Флавия качнула головой, как будто ей трудно было подобрать нужное слово. Она протянула руку и рассеянно подвигала предметы на столе, после чего взяла расческу и кончиками пальцев провела по ее зубчикам. В гримерной было так тихо, что Брунетти показалось, будто он слышит скрип выпрямляющихся пластмассовых зубцов расчески.
– Они словно чего-то от тебя хотят, – наконец проговорила Флавия, но как-то неуверенно. – И пытаются это скрыть, но безуспешно.
– И чего же они хотят?
– Не знаю. Чего-то. От нас. – Флавия снова на какое-то время умолкла. – Может, любви. – Еще одна пауза, более продолжительная. – Но мне не хотелось бы так думать. – Она положила расческу на стол и несколько раз кивнула, словно убеждая себя в правдивости собственных слов.

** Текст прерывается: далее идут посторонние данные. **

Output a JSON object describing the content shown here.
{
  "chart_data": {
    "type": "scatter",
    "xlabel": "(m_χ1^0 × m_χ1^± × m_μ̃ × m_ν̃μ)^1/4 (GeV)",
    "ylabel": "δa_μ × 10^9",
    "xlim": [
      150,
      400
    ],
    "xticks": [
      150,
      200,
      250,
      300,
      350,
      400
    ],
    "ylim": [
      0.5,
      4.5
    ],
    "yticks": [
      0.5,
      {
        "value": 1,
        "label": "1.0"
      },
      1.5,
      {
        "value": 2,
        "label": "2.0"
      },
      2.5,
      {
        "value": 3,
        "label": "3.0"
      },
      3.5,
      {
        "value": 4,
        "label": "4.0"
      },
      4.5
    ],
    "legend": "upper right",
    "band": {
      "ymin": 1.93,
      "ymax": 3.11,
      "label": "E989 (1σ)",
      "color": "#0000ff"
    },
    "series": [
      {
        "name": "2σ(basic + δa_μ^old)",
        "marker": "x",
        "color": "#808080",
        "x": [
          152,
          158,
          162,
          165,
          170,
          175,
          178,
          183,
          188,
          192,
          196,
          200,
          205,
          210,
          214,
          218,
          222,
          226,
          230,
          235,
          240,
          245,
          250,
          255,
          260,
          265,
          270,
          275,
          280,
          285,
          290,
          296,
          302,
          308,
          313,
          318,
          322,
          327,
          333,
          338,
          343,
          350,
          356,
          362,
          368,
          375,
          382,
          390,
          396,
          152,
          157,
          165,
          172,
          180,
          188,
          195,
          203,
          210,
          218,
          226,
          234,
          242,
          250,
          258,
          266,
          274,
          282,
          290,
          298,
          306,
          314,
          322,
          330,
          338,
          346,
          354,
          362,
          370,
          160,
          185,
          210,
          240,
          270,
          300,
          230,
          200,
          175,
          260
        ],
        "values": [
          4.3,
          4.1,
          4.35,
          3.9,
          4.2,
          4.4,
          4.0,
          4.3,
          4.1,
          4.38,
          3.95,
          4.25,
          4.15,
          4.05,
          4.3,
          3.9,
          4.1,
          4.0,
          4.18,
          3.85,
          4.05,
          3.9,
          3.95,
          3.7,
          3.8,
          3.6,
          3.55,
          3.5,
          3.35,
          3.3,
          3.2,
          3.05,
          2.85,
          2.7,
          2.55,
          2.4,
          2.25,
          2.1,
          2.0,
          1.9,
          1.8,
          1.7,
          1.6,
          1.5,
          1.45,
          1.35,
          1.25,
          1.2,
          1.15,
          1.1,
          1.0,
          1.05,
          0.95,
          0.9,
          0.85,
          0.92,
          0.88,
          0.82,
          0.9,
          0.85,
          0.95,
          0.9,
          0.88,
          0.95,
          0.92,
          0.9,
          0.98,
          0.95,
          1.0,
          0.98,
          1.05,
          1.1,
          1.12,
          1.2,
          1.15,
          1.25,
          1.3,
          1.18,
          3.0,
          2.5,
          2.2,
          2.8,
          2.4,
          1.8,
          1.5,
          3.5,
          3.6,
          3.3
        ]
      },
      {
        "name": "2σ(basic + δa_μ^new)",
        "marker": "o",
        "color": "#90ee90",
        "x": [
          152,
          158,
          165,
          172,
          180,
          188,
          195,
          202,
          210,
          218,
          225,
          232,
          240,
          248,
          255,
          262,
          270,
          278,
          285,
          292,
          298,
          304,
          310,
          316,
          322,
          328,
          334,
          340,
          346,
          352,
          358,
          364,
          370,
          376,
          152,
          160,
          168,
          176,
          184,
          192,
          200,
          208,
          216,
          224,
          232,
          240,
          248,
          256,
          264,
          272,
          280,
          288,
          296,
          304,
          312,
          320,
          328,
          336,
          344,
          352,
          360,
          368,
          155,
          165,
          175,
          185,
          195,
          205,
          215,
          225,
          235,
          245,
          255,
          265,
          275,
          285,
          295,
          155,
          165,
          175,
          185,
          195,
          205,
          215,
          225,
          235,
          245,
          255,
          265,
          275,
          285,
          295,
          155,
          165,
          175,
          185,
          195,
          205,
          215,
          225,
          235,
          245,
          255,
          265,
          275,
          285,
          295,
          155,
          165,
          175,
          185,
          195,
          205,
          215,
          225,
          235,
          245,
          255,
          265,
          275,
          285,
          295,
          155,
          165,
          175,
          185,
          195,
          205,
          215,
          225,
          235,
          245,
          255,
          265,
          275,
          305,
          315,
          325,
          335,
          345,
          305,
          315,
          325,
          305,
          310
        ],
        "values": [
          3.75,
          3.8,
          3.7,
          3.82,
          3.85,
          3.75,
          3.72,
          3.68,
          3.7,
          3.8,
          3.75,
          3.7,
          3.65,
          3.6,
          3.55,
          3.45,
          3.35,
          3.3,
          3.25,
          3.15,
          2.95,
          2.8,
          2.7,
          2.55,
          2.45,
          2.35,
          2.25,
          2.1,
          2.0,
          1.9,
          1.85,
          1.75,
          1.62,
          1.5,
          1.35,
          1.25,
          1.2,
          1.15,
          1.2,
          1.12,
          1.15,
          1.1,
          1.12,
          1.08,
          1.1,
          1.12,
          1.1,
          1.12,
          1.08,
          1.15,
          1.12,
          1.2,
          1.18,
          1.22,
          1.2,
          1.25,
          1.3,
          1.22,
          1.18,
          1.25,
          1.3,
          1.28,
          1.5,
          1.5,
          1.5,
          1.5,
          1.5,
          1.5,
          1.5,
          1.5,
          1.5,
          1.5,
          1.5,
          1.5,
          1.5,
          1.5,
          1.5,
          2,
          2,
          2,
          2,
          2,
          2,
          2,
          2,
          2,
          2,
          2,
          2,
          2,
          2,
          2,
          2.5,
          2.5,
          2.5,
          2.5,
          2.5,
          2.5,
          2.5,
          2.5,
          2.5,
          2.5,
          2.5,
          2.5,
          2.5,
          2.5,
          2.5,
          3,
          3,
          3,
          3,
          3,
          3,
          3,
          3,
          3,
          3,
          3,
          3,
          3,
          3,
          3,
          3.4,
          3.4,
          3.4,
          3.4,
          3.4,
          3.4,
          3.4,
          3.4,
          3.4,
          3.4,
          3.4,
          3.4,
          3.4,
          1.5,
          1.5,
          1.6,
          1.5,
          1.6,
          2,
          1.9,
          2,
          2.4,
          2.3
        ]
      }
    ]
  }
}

И когда Брунетти уже собирался заговорить, произнесла с нажимом:
– Поклонники – это поклонники. Но не друзья.
– Никогда?
– Никогда. – Это было сказано с ожесточенной уверенностью. – А теперь – это…
– Да.
– Что мне делать? – спросила Флавия.
– Ты не собираешься задерживаться в Венеции, не так ли? – спросил комиссар.
– Меньше чем через неделю я уеду, и у меня будет немного свободного времени, чтобы побыть с детьми.
Похоже, Флавия немного успокоилась, и Брунетти задал ей еще один вопрос, решив, что дополнительная информация не повредит:
– Ты говоришь, что это началось в Лондоне?
– Да. И продолжилось в Санкт-Петербурге. Горы цветов, но там это нормально: их приносят многие зрители.
– Тоже желтые розы? – спросил комиссар, вспомнив, что такие цветы ей бросали на сцену после представления здесь, в Венеции, о чем она рассказывала за ужином у его тестя и тещи.